Fulacht fia, Nursetown More, Co. Cork
Co. Cork |
Settlement Sites
In a pasture field in north Cork, the only visible sign that anything once happened here is a patch of darker soil.
No scorched stones remain, no mound rises from the ground, and the well that once stood thirty metres to the northeast has long since been drained. What was here, until 1986, was a fulacht fia, one of the thousands of Bronze Age cooking sites found across Ireland. The mound of burnt material that marked it was levelled that year, and with it went the most legible part of the record.

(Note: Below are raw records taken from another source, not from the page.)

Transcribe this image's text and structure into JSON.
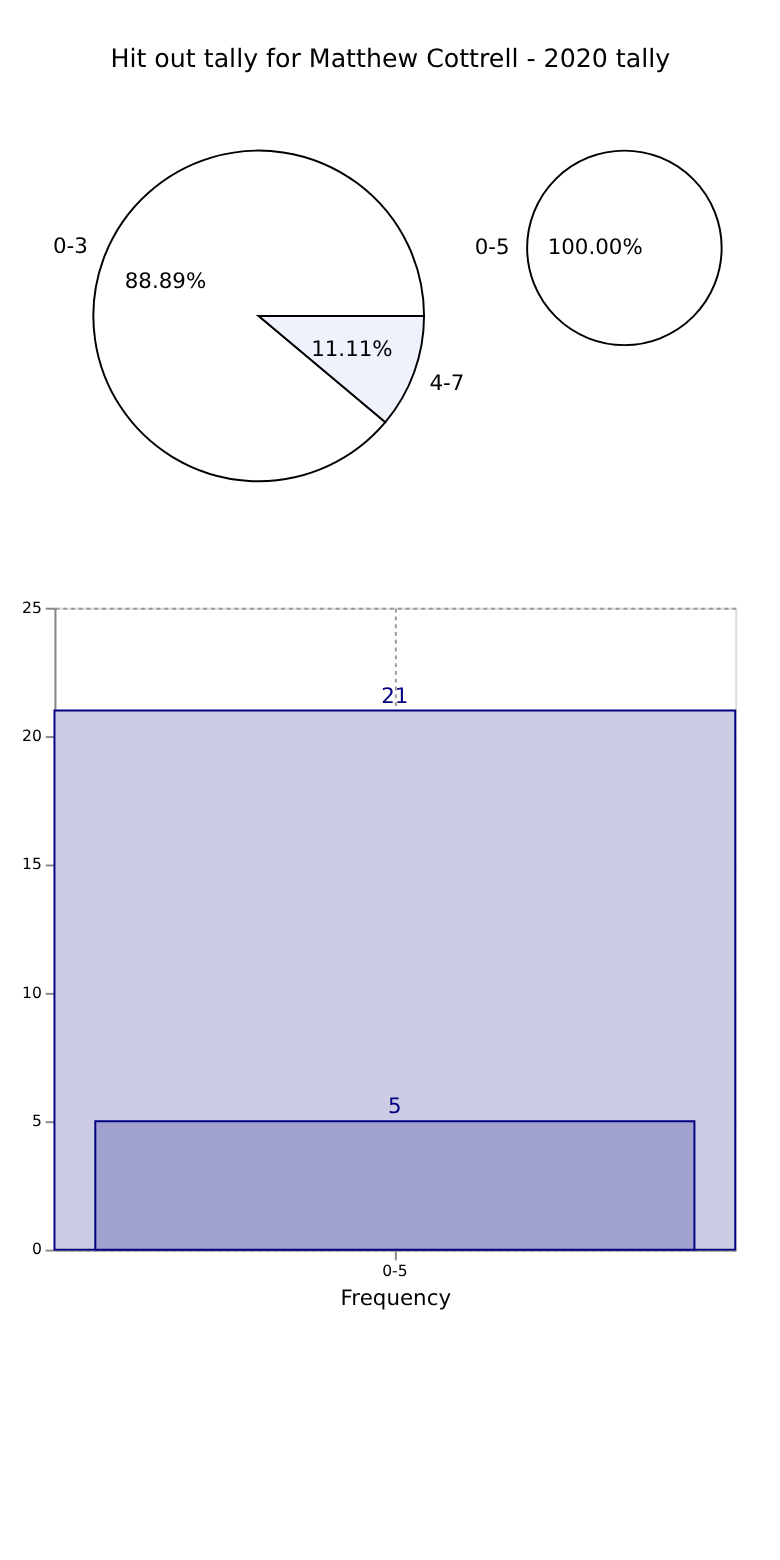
{
  "chart_data": [
    {
      "type": "pie",
      "title": "Hit out tally for Matthew Cottrell - 2020 tally",
      "categories": [
        "0-3",
        "4-7"
      ],
      "values": [
        88.89,
        11.11
      ],
      "colors": [
        "#ffffff",
        "#eef2fc"
      ],
      "value_labels": [
        "88.89%",
        "11.11%"
      ]
    },
    {
      "type": "pie",
      "categories": [
        "0-5"
      ],
      "values": [
        100
      ],
      "colors": [
        "#ffffff"
      ],
      "value_labels": [
        "100.00%"
      ]
    },
    {
      "type": "bar",
      "xlabel": "Frequency",
      "categories": [
        "0-5"
      ],
      "ylim": [
        0,
        25
      ],
      "yticks": [
        0,
        5,
        10,
        15,
        20,
        25
      ],
      "grid": true,
      "data_labels": true,
      "series": [
        {
          "color": "#cccce4",
          "values": [
            21
          ]
        },
        {
          "color": "#a2a2d0",
          "values": [
            5
          ]
        }
      ]
    }
  ]
}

Fulachtaí fia are among the most common prehistoric monuments in Ireland. They typically consist of a trough, often timber-lined or stone-lined, into which water was channelled or collected, and a surrounding mound of heat-shattered stone and charcoal, the waste product of repeatedly heating rocks and dropping them into the water to bring it to a boil. The method is simple and surprisingly effective. The site at Nursetown More sits roughly 130 metres south of the River Lyre, which would have provided a reliable water source for exactly this kind of activity. The proximity of a well, now gone, adds another layer to what was evidently a water-rich corner of the landscape. Whether the site was used for cooking, brewing, textile processing, or some combination of these purposes, as current debate about such sites tends to allow, cannot be determined from what survives.
What remains is essentially negative evidence: an absence of burnt stone where burnt stone once was, and a discolouration in the soil that marks the footprint of the vanished mound. It is the kind of site that rewards a particular kind of attention, not the dramatic silhouette of a standing stone or the clear geometry of a ringfort, but a faint trace that only makes sense once you know what to look for and what was lost.